Lizzo review, Glastonbury 2023: Life-affirming performance leaves you baffled as to why she wasn’t a headliner

BBC

Glastonbury got it in the neck this year for its lack of women headliners. Watching Lizzo’s exceptionally glammy live performance ahead of Guns N’ Roses on the Pyramid Stage, you’re left baffled as to why she wasn’t in the top slot. Earlier this year she sold out two nights at London’s O2 Arena as part of a mammoth tour, won Record of the Year at the Grammys for her 2022 album Special, and was immortalised playing flute on The Simpsons. Her punchy power-disco-pop, zinging with self-love and sassy empowerment messages, is exactly the pep up Glastonbury needs after a burning hot day.

And Lizzo has more pep and fizz than a Berocca dropped in Prosecco. There’s Shirley Bassey drama as she enters to “Cuz I Love You”, dressed in an incredible PVC lace-up catsuit, and flanked by dancers in pink lamé. The song’s stellar high note, meanwhile, serves as a reminder that she is a singer and rapper with astonishing range. Beyond the high-concept slogans and fun choreography, Lizzo is an artist at the top of her game.

She’s come a long way, from fun-poking, rough-and-ready alt-rapper to classy instructor for your best girl’s night out ever. “The first time I played here in 2018 it was in a big ass tent. There was nobody in there,” she tells the crowd. Now it’s a totally different story: her show is a slick, life-affirming celebration that runs the gamut of pop, disco and R&B with hits such as “Juice”, “I Love You Bitch” and “About Damn Time” (although sometimes a little too slick, perhaps – at one point she yells for everyone to get their lighters up, a well-rehearsed line from her tour that didn’t get cut for Glasto, as the sun scorches the sky behind her).

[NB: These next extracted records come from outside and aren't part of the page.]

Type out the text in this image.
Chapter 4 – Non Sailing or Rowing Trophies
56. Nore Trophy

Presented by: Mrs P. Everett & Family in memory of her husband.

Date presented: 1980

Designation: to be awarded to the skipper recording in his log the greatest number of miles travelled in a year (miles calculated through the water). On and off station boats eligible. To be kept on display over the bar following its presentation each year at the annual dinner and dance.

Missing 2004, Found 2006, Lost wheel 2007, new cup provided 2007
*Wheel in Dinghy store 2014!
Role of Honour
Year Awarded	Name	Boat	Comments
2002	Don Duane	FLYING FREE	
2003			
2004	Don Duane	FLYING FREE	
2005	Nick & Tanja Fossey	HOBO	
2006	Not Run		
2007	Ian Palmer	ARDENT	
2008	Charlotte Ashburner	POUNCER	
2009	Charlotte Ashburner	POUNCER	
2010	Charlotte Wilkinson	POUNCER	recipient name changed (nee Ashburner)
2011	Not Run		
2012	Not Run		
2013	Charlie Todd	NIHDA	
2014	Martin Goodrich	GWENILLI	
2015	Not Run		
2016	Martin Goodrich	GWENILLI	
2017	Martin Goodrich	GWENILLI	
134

Still, she variously tells the huge audience that the internet can p**s off, everyone should be kind to themselves and asks Glastonbury to twerk. As if the message wasn’t clear enough, she then shouts, “this is a bad bitch meditation!” – although her idea of zen includes a guitarist shredding on her knees, two male dancers coming onstage for “Boys”, and Lizzo dramatically falling to the floor with her rhinestone mic stand.

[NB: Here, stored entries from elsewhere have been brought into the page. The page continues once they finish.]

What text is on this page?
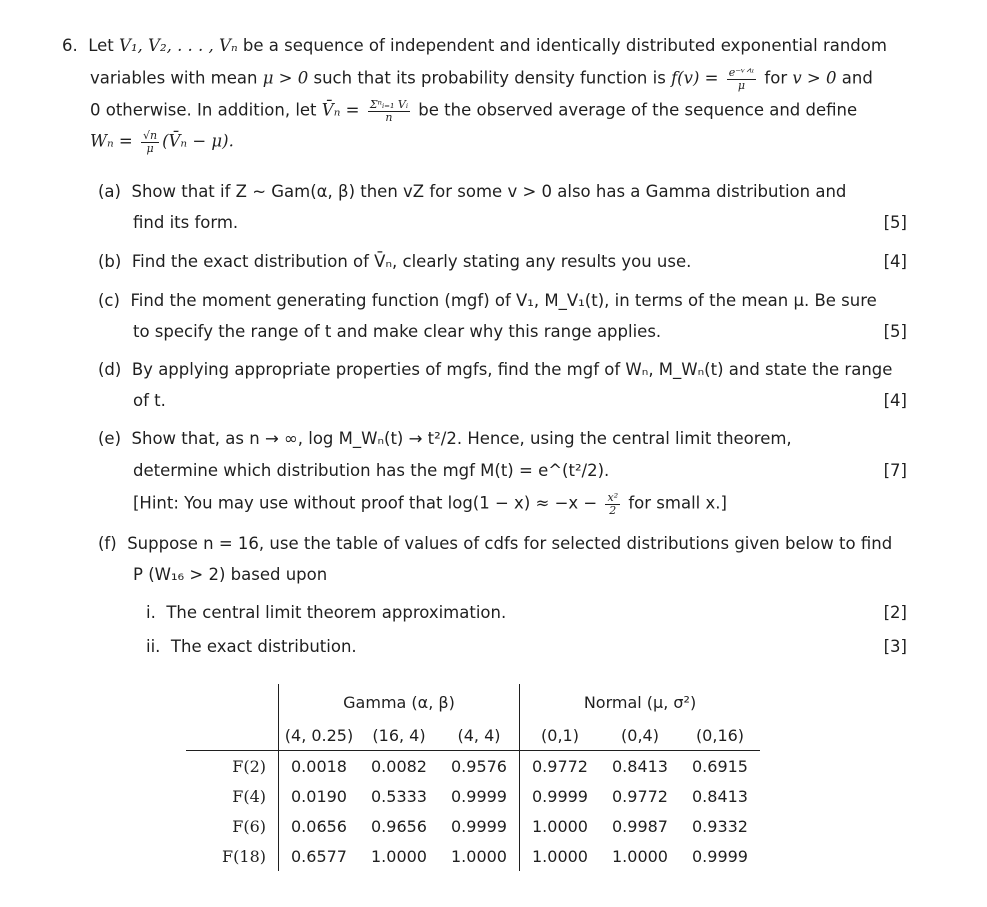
6. Let V₁, V₂, . . . , Vₙ be a sequence of independent and identically distributed exponential random
variables with mean μ > 0 such that its probability density function is $f(v) = \frac{\text{e⁻ᵛᐟᵘ}}{\mu}$ for v > 0 and
0 otherwise. In addition, let V̄ₙ = $\frac{\text{Σⁿᵢ₌₁ Vᵢ}}{n}$ be the observed average of the sequence and define
$W_n = \frac{√n}{\mu}$ (V̄ₙ − μ).
(a) Show that if Z ~ Gam(α, β) then vZ for some v > 0 also has a Gamma distribution and
find its form.	[5]
(b) Find the exact distribution of V̄ₙ, clearly stating any results you use.	[4]
(c) Find the moment generating function (mgf) of V₁, M_V₁(t), in terms of the mean μ. Be sure
to specify the range of t and make clear why this range applies.	[5]
(d) By applying appropriate properties of mgfs, find the mgf of Wₙ, M_Wₙ(t) and state the range
of t.	[4]
(e) Show that, as n → ∞, log M_Wₙ(t) → t²/2. Hence, using the central limit theorem,
determine which distribution has the mgf M(t) = e^(t²/2).	[7]
[Hint: You may use without proof that $\log(1 - x) \approx -x - \frac{\text{x²}}{2}$ for small x.]
(f) Suppose n = 16, use the table of values of cdfs for selected distributions given below to find
P (W₁₆ > 2) based upon
i. The central limit theorem approximation.	[2]
ii. The exact distribution.	[3]
	Gamma (α, β)			Normal (μ, σ²)		
	(4, 0.25)	(16, 4)	(4, 4)	(0,1)	(0,4)	(0,16)
F(2)	0.0018	0.0082	0.9576	0.9772	0.8413	0.6915
F(4)	0.0190	0.5333	0.9999	0.9999	0.9772	0.8413
F(6)	0.0656	0.9656	0.9999	1.0000	0.9987	0.9332
F(18)	0.6577	1.0000	1.0000	1.0000	1.0000	0.9999
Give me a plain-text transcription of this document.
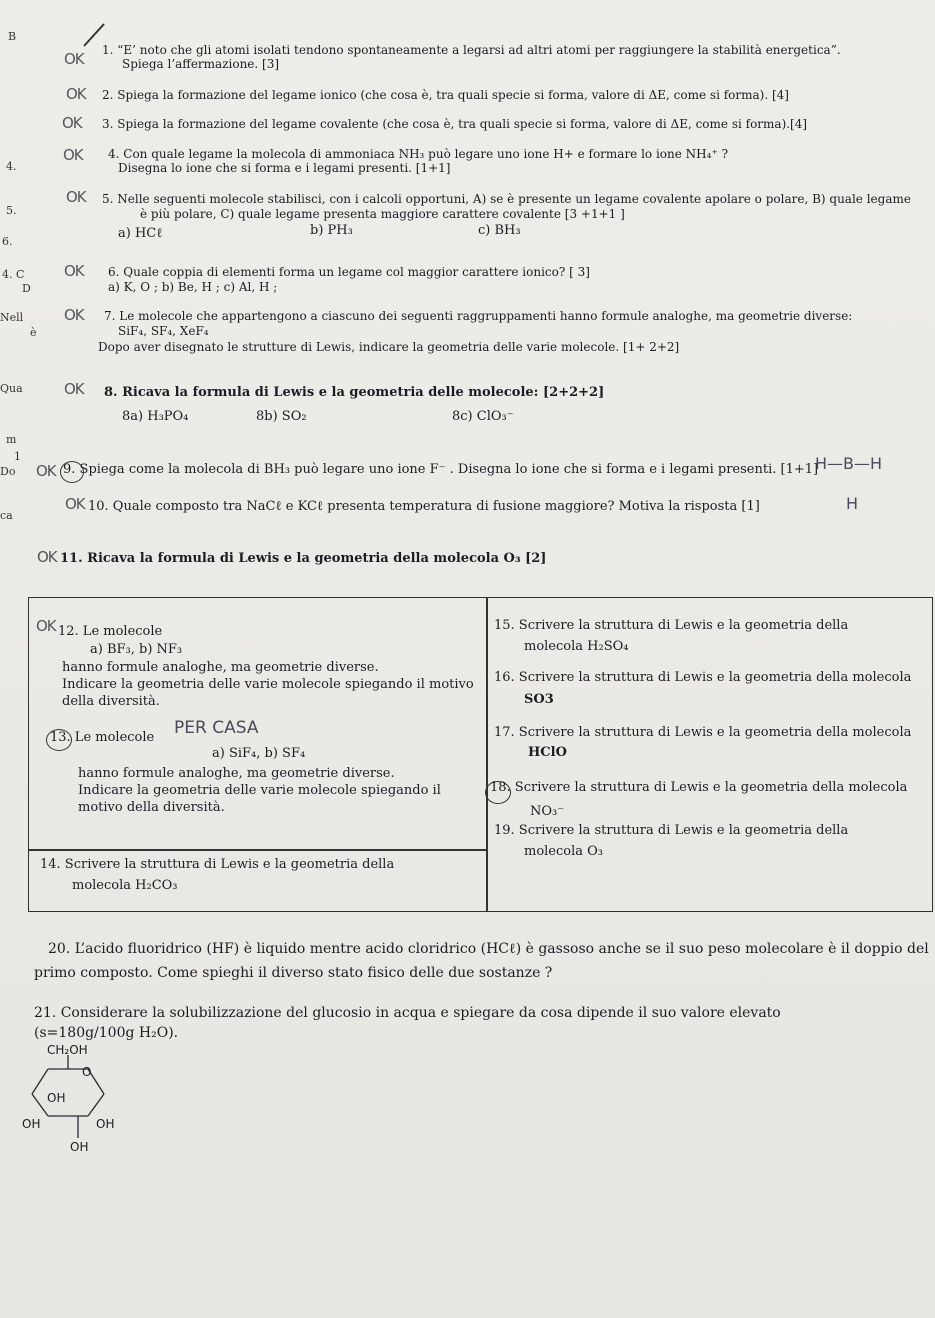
B
4.
5.
6.
4. C
D
Nell
è
Qua
m
1
Do
ca
OK
OK
OK
OK
OK
OK
OK
OK
OK
OK
OK
OK
1. “E’ noto che gli atomi isolati tendono spontaneamente a legarsi ad altri atomi per raggiungere la stabilità energetica”.
Spiega l’affermazione. [3]
2. Spiega la formazione del legame ionico (che cosa è, tra quali specie si forma, valore di ΔE, come si forma). [4]
3. Spiega la formazione del legame covalente (che cosa è, tra quali specie si forma, valore di ΔE, come si forma).[4]
4. Con quale legame la molecola di ammoniaca NH₃ può legare uno ione H+ e formare lo ione NH₄⁺ ?
Disegna lo ione che si forma e i legami presenti. [1+1]
5. Nelle seguenti molecole stabilisci, con i calcoli opportuni, A) se è presente un legame covalente apolare o polare, B) quale legame
è più polare, C) quale legame presenta maggiore carattere covalente [3 +1+1 ]
a) HCℓ	b) PH₃	c) BH₃
6. Quale coppia di elementi forma un legame col maggior carattere ionico? [ 3]
a) K, O ; b) Be, H ; c) Al, H ;
7. Le molecole che appartengono a ciascuno dei seguenti raggruppamenti hanno formule analoghe, ma geometrie diverse:
SiF₄, SF₄, XeF₄
Dopo aver disegnato le strutture di Lewis, indicare la geometria delle varie molecole. [1+ 2+2]
8. Ricava la formula di Lewis e la geometria delle molecole: [2+2+2]
8a) H₃PO₄	8b) SO₂	8c) ClO₃⁻
9. Spiega come la molecola di BH₃ può legare uno ione F⁻ . Disegna lo ione che si forma e i legami presenti. [1+1]
H—B—H
H
10. Quale composto tra NaCℓ e KCℓ presenta temperatura di fusione maggiore? Motiva la risposta [1]
11. Ricava la formula di Lewis e la geometria della molecola O₃ [2]
12. Le molecole
a) BF₃, b) NF₃
hanno formule analoghe, ma geometrie diverse.
Indicare la geometria delle varie molecole spiegando il motivo
della diversità.
13. Le molecole PER CASA
a) SiF₄, b) SF₄
hanno formule analoghe, ma geometrie diverse.
Indicare la geometria delle varie molecole spiegando il
motivo della diversità.
14. Scrivere la struttura di Lewis e la geometria della
molecola H₂CO₃
15. Scrivere la struttura di Lewis e la geometria della
molecola H₂SO₄
16. Scrivere la struttura di Lewis e la geometria della molecola
SO3
17. Scrivere la struttura di Lewis e la geometria della molecola
HClO
18. Scrivere la struttura di Lewis e la geometria della molecola
NO₃⁻
19. Scrivere la struttura di Lewis e la geometria della
molecola O₃
20. L’acido fluoridrico (HF) è liquido mentre acido cloridrico (HCℓ) è gassoso anche se il suo peso molecolare è il doppio del
primo composto. Come spieghi il diverso stato fisico delle due sostanze ?
21. Considerare la solubilizzazione del glucosio in acqua e spiegare da cosa dipende il suo valore elevato
(s=180g/100g H₂O).
CH₂OH
O
OH
OH	OH
OH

It’s all fun but the best bit comes during the final section when Lizzo, resplendent in a gold tasselled dress, gets out her flute and plays alongside two young flautists in pink catsuits, before shifting into her single “Special” and a quick snippet of Chaka Khan’s “I’m Every Woman”.

As she moves to the front of the stage for a solo, she must be the only performer ever who has serenaded such an enormous crowd with a flute solo as a dancer jiggles her buttocks beside her. She is the baddest bitch and don’t we know it.